If I were to mention five people off the top of my head that completely embody this entire list, it would be Diane Walker (Aunt Diane), Heather Cornell, Anthony Morigerato, Lisa Swenton-Eppard and Bril Barrett. I’ve got some great interview and tap talks episodes with some of these teachers that you should scroll on back to check out.
And this brings up a new and final thought here…
If you’re in a position to be hiring teachers, deciding who are the faculty members of a convention, festival, competition, or at your studio… my question for you is… what type of teachers should we be hiring? The ones that bring people in the door?
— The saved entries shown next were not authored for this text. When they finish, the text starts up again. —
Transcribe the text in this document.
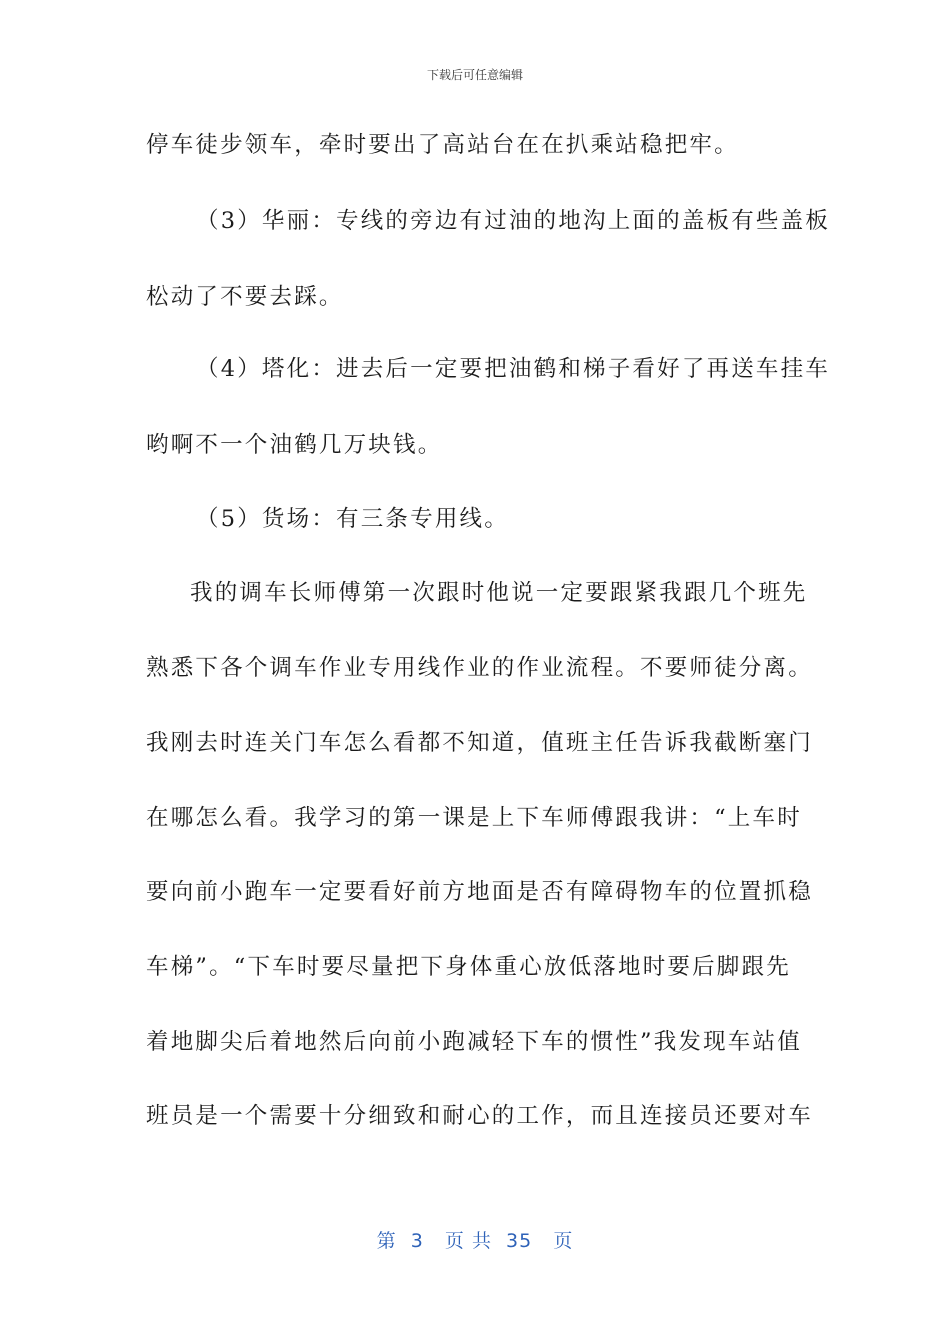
下载后可任意编辑
停车徒步领车，牵时要出了高站台在在扒乘站稳把牢。
（3）华丽：专线的旁边有过油的地沟上面的盖板有些盖板
松动了不要去踩。
（4）塔化：进去后一定要把油鹤和梯子看好了再送车挂车
哟啊不一个油鹤几万块钱。
（5）货场：有三条专用线。
我的调车长师傅第一次跟时他说一定要跟紧我跟几个班先
熟悉下各个调车作业专用线作业的作业流程。不要师徒分离。
我刚去时连关门车怎么看都不知道，值班主任告诉我截断塞门
在哪怎么看。我学习的第一课是上下车师傅跟我讲：“上车时
要向前小跑车一定要看好前方地面是否有障碍物车的位置抓稳
车梯”。“下车时要尽量把下身体重心放低落地时要后脚跟先
着地脚尖后着地然后向前小跑减轻下车的惯性”我发现车站值
班员是一个需要十分细致和耐心的工作，而且连接员还要对车
第  3   页 共  35   页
Or the ones that give students results?
How interesting would it be, if as a producer or a director, if you gained the TRUST from your fan base, by bringing in teachers who made a difference, and then your fan base grows based on word of mouth, people who say, “yeah, I’ve been to XYZ… what an amazing experience”.
What if we built our communities, on a sense of trust, so that we no longer needed to rely on the big names with the large instagram following to build our special events? But instead, when you introduce a teacher to the roster that no one has heard of, everyone still signs up because they trust you, they trust you as a director and as a producer, because you’ve always done them a solid and provided them with a top knotch learning experience every single time.
Imagine the positive change a move like that could have on our community.